Berbicara dalam konteks kepemimpinan terdapat beberapa teori kepemimpinan yang menarik kita bahas. Pertama, teori kepemimpinan genetis. Teori ini mengasumsikan bahwa tidak setiap orang dapat menjadi pemimpin, hanya beberapa orang yang memiliki pembawaan dan bakat dapat menjadi pemimpin. Hal tersebut memunculkan stigma bahwa “pemimpin tidak hanya sekadar dibentuk tapi dilahirkan.”

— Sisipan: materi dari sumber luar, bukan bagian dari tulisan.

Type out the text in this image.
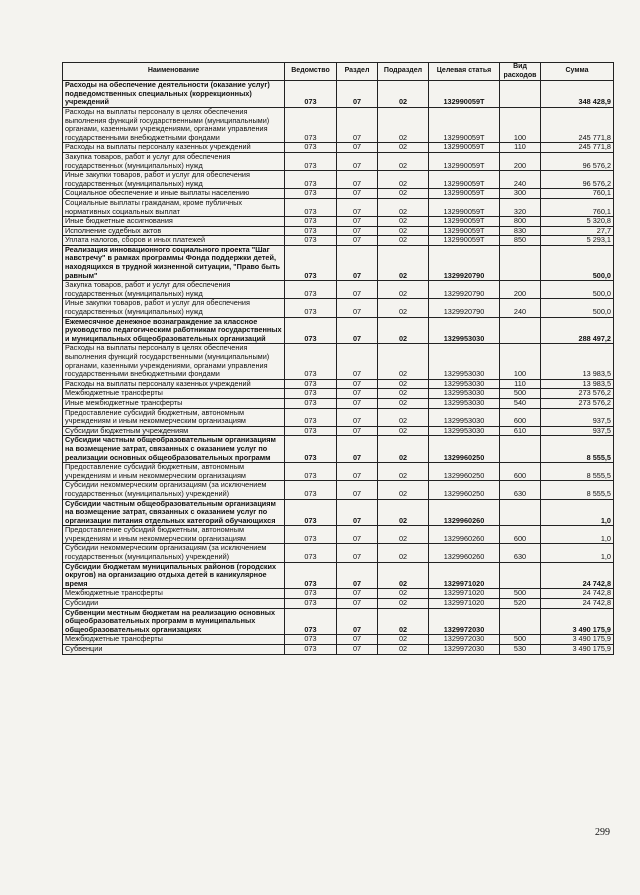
Наименование	Ведомство	Раздел	Подраздел	Целевая статья	Вид расходов	Сумма
Расходы на обеспечение деятельности (оказание услуг) подведомственных специальных (коррекционных) учреждений	073	07	02	132990059Т		348 428,9
Расходы на выплаты персоналу в целях обеспечения выполнения функций государственными (муниципальными) органами, казенными учреждениями, органами управления государственными внебюджетными фондами	073	07	02	132990059Т	100	245 771,8
Расходы на выплаты персоналу казенных учреждений	073	07	02	132990059Т	110	245 771,8
Закупка товаров, работ и услуг для обеспечения государственных (муниципальных) нужд	073	07	02	132990059Т	200	96 576,2
Иные закупки товаров, работ и услуг для обеспечения государственных (муниципальных) нужд	073	07	02	132990059Т	240	96 576,2
Социальное обеспечение и иные выплаты населению	073	07	02	132990059Т	300	760,1
Социальные выплаты гражданам, кроме публичных нормативных социальных выплат	073	07	02	132990059Т	320	760,1
Иные бюджетные ассигнования	073	07	02	132990059Т	800	5 320,8
Исполнение судебных актов	073	07	02	132990059Т	830	27,7
Уплата налогов, сборов и иных платежей	073	07	02	132990059Т	850	5 293,1
Реализация инновационного социального проекта "Шаг навстречу" в рамках программы Фонда поддержки детей, находящихся в трудной жизненной ситуации, "Право быть равным"	073	07	02	1329920790		500,0
Закупка товаров, работ и услуг для обеспечения государственных (муниципальных) нужд	073	07	02	1329920790	200	500,0
Иные закупки товаров, работ и услуг для обеспечения государственных (муниципальных) нужд	073	07	02	1329920790	240	500,0
Ежемесячное денежное вознаграждение за классное руководство педагогическим работникам государственных и муниципальных общеобразовательных организаций	073	07	02	1329953030		288 497,2
Расходы на выплаты персоналу в целях обеспечения выполнения функций государственными (муниципальными) органами, казенными учреждениями, органами управления государственными внебюджетными фондами	073	07	02	1329953030	100	13 983,5
Расходы на выплаты персоналу казенных учреждений	073	07	02	1329953030	110	13 983,5
Межбюджетные трансферты	073	07	02	1329953030	500	273 576,2
Иные межбюджетные трансферты	073	07	02	1329953030	540	273 576,2
Предоставление субсидий бюджетным, автономным учреждениям и иным некоммерческим организациям	073	07	02	1329953030	600	937,5
Субсидии бюджетным учреждениям	073	07	02	1329953030	610	937,5
Субсидии частным общеобразовательным организациям на возмещение затрат, связанных с оказанием услуг по реализации основных общеобразовательных программ	073	07	02	1329960250		8 555,5
Предоставление субсидий бюджетным, автономным учреждениям и иным некоммерческим организациям	073	07	02	1329960250	600	8 555,5
Субсидии некоммерческим организациям (за исключением государственных (муниципальных) учреждений)	073	07	02	1329960250	630	8 555,5
Субсидии частным общеобразовательным организациям на возмещение затрат, связанных с оказанием услуг по организации питания отдельных категорий обучающихся	073	07	02	1329960260		1,0
Предоставление субсидий бюджетным, автономным учреждениям и иным некоммерческим организациям	073	07	02	1329960260	600	1,0
Субсидии некоммерческим организациям (за исключением государственных (муниципальных) учреждений)	073	07	02	1329960260	630	1,0
Субсидии бюджетам муниципальных районов (городских округов) на организацию отдыха детей в каникулярное время	073	07	02	1329971020		24 742,8
Межбюджетные трансферты	073	07	02	1329971020	500	24 742,8
Субсидии	073	07	02	1329971020	520	24 742,8
Субвенции местным бюджетам на реализацию основных общеобразовательных программ в муниципальных общеобразовательных организациях	073	07	02	1329972030		3 490 175,9
Межбюджетные трансферты	073	07	02	1329972030	500	3 490 175,9
Субвенции	073	07	02	1329972030	530	3 490 175,9
299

Kedua, teori orang hebat (great man theory). Great man theory ini menyatakan bahwa pemimpin hebat itu ditakdirkan lahir untuk menjadi pemimpin. Adapun great man theory ini berkembang sejak abad ke-19 yang dipopulerkan oleh Thomas Carlyle dalam buku On Heroes, Hero-Worship, and the Heroic in History (1841). Dimana teori ini menganggap seorang pemimpin hebat akan muncul saat dalam menghadapi situasi tertentu. Meskipun tidak dapat diidentifikasikan dengan kepastian ilmiah tentang karakteristik dan kombinasi manusia seperti apa yang dapat dikatakan sebagai pemimpin hebat, namun semua orang mengakui bahwa hanya satu orang diantara mereka yang memiliki ciri khas sebagai pemimpin hebat.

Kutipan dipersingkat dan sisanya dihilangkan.